Magnifique récit d’un début de vie, Le Moine rebelle, sous-titré Carnet de lutte de ma vie au Tibet, est un livre d’une rare intensité et d’une profonde richesse. Il nous plonge dans une vallée du Tibet central, au cours des années 80. Tenzin Kunchap est un enfant au caractère déterminé et actif, ce qui lui vaut, durant les années d’école, d’être régulièrement frappé et humilié par les professeurs chinois qui enseignent la langue (chinoise) comme l’Histoire à partir des pensées et discours de Mao. L’humiliation sera telle que le jeune garçon décide, lors de sa quatorzième année, de fuir le Tibet et de se réfugier en Inde. Après de dures années d’apprentissage dans un monastère du sud de l’Inde, il est ordonné moine par le dalaï-lama et décide de retourner dans son pays natal afin de transmettre la nécessité et l’urgence de la lutte pour le Tibet libre.
Entre-temps, la situation, très précisément décrite, n’a qu’à peine changé : les Chinois détruisent et font disparaître tous les témoins de l’histoire et de la culture tibétaines. Ils interdisent les manifestations et les symboles religieux et surveillent autoritairement les quelques moines qu’il reste, maintenus prisonniers dans leurs monastères. Arrêté par la police lors d’une manifestation à Lhassa, Tenzin Kunchap passe plusieurs années dans certains des bagnes construits par les Chinois pour y enfermer les « réfractaires » et les « dangereux réactionnaires ». Une peu commune résistance, la force de sa foi et la solidarité entre prisonniers (moines pour la plupart) lui permettront de résister aux conditions de détention, aux coups et aux tortures. Il parvient enfin à s’évader et, après avoir affronté, seul et à pied, quelques-uns des cols les plus froids et difficiles du pays, à retrouver le Népal puis l’Inde, d’où il s’envole quelques mois plus tard pour la France.

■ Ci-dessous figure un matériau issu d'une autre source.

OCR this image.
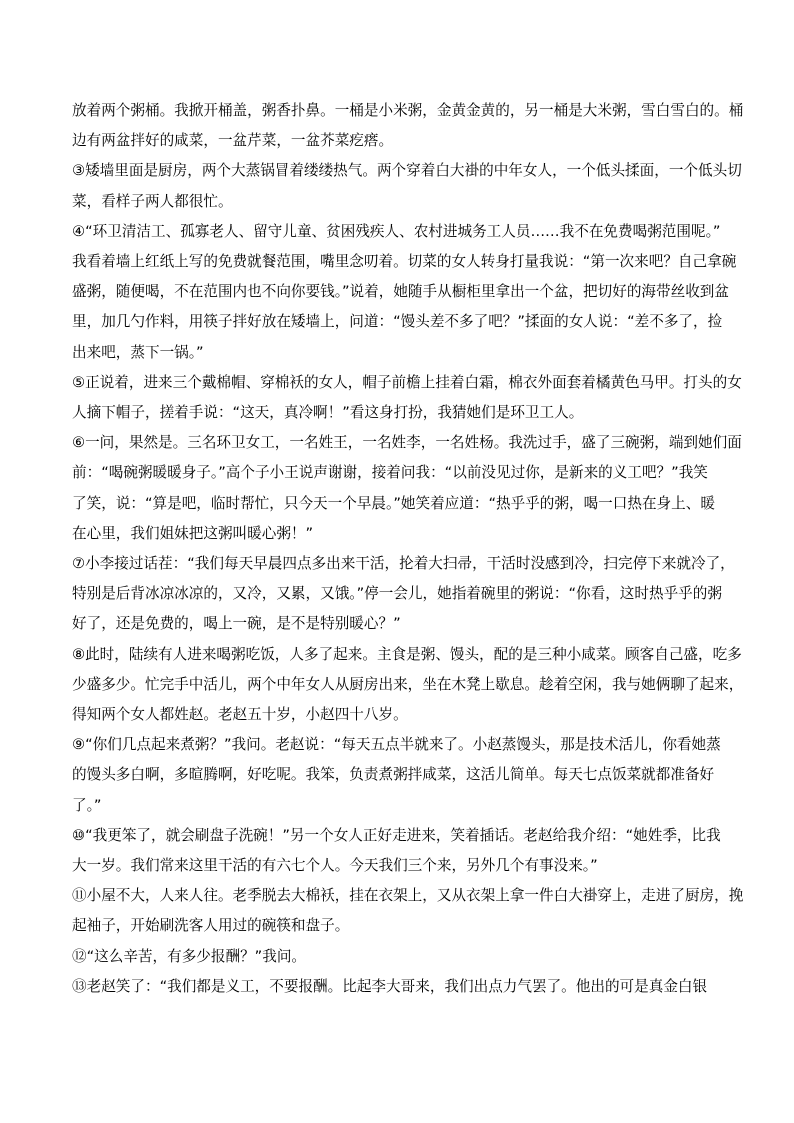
放着两个粥桶。我掀开桶盖，粥香扑鼻。一桶是小米粥，金黄金黄的，另一桶是大米粥，雪白雪白的。桶
边有两盆拌好的咸菜，一盆芹菜，一盆芥菜疙瘩。
③矮墙里面是厨房，两个大蒸锅冒着缕缕热气。两个穿着白大褂的中年女人，一个低头揉面，一个低头切
菜，看样子两人都很忙。
④“环卫清洁工、孤寡老人、留守儿童、贫困残疾人、农村进城务工人员……我不在免费喝粥范围呢。”
我看着墙上红纸上写的免费就餐范围，嘴里念叨着。切菜的女人转身打量我说：“第一次来吧？自己拿碗
盛粥，随便喝，不在范围内也不向你要钱。”说着，她随手从橱柜里拿出一个盆，把切好的海带丝收到盆
里，加几勺作料，用筷子拌好放在矮墙上，问道：“馒头差不多了吧？”揉面的女人说：“差不多了，捡
出来吧，蒸下一锅。”
⑤正说着，进来三个戴棉帽、穿棉袄的女人，帽子前檐上挂着白霜，棉衣外面套着橘黄色马甲。打头的女
人摘下帽子，搓着手说：“这天，真冷啊！”看这身打扮，我猜她们是环卫工人。
⑥一问，果然是。三名环卫女工，一名姓王，一名姓李，一名姓杨。我洗过手，盛了三碗粥，端到她们面
前：“喝碗粥暖暖身子。”高个子小王说声谢谢，接着问我：“以前没见过你，是新来的义工吧？”我笑
了笑，说：“算是吧，临时帮忙，只今天一个早晨。”她笑着应道：“热乎乎的粥，喝一口热在身上、暖
在心里，我们姐妹把这粥叫暖心粥！”
⑦小李接过话茬：“我们每天早晨四点多出来干活，抡着大扫帚，干活时没感到冷，扫完停下来就冷了，
特别是后背冰凉冰凉的，又冷，又累，又饿。”停一会儿，她指着碗里的粥说：“你看，这时热乎乎的粥
好了，还是免费的，喝上一碗，是不是特别暖心？”
⑧此时，陆续有人进来喝粥吃饭，人多了起来。主食是粥、馒头，配的是三种小咸菜。顾客自己盛，吃多
少盛多少。忙完手中活儿，两个中年女人从厨房出来，坐在木凳上歇息。趁着空闲，我与她俩聊了起来，
得知两个女人都姓赵。老赵五十岁，小赵四十八岁。
⑨“你们几点起来煮粥？”我问。老赵说：“每天五点半就来了。小赵蒸馒头，那是技术活儿，你看她蒸
的馒头多白啊，多暄腾啊，好吃呢。我笨，负责煮粥拌咸菜，这活儿简单。每天七点饭菜就都准备好
了。”
⑩“我更笨了，就会刷盘子洗碗！”另一个女人正好走进来，笑着插话。老赵给我介绍：“她姓季，比我
大一岁。我们常来这里干活的有六七个人。今天我们三个来，另外几个有事没来。”
⑪小屋不大，人来人往。老季脱去大棉袄，挂在衣架上，又从衣架上拿一件白大褂穿上，走进了厨房，挽
起袖子，开始刷洗客人用过的碗筷和盘子。
⑫“这么辛苦，有多少报酬？”我问。
⑬老赵笑了：“我们都是义工，不要报酬。比起李大哥来，我们出点力气罢了。他出的可是真金白银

La découverte de la France et de l’Occident, au-delà des anecdotes qui témoignent de la difficulté de s’adapter à une civilisation étrangère et étrange, permet à Tenzin Kunchap de nous offrir quelques très belles analyses. D’abord sur la pratique et la conception du bouddhisme par les Occidentaux. Pratique très individualiste (dans le monastère français où il reste une année, il ne trouve aucun moine qui accepte de lui enseigner le français ou l’anglais) et rarement accompagnée de l’étude sérieuse des textes. Ensuite sur la manière dont les Occidentaux conçoivent l’amour (avec beaucoup moins de rites mais beaucoup plus d’interdits qu’au Tibet) et élèvent leurs enfants. On en retiendra ce paragraphe, particulièrement éloquent : « Au Tibet, les parents sont très durs, mais ils n’ont pas peur d’être de vrais parents. En Europe, les parents me semblent gentils avec leurs enfants, ils leur enseignent que la fourchette se tient à gauche et le couteau à droite, à s’asseoir ainsi, à dire bonjour comme ceci… Chez nous, les parents ne perdent pas de temps avec tout ça, ils transmettent une vraie éducation : la façon de faire naître la compassion, les méthodes pour survivre au quotidien sans désespoir. La famille transmet une morale, une éthique. Les adultes frappent souvent les enfants, mais, là-bas, je ne connais pas de jeunes qui, à dix-sept ou vingt ans, pensent au suicide. »
Les écrivains français sont gentils avec leurs lecteurs : ils leur racontent que tel personnage est un révolutionnaire parce qu’il tient sa fourchette à gauche, que tel autre baise ainsi, qu’un troisième mange comme ceci… Tenzin Kunchap ne perd heureusement pas de temps avec tout ça. Récit d’une vie et d’une manière de concevoir la vie, portrait d’un pays, témoignage sur un génocide culturel, tableau d’une culture en cours de disparition, exemple de compassion : son livre transmet, simplement, l’essentiel. On espère qu’il sera entendu dans nos démocraties qui, par leur silence, leur passivité et leur politique étrangère et économique, se font les complices de la destruction d’un peuple, de sa mémoire et de sa pensée.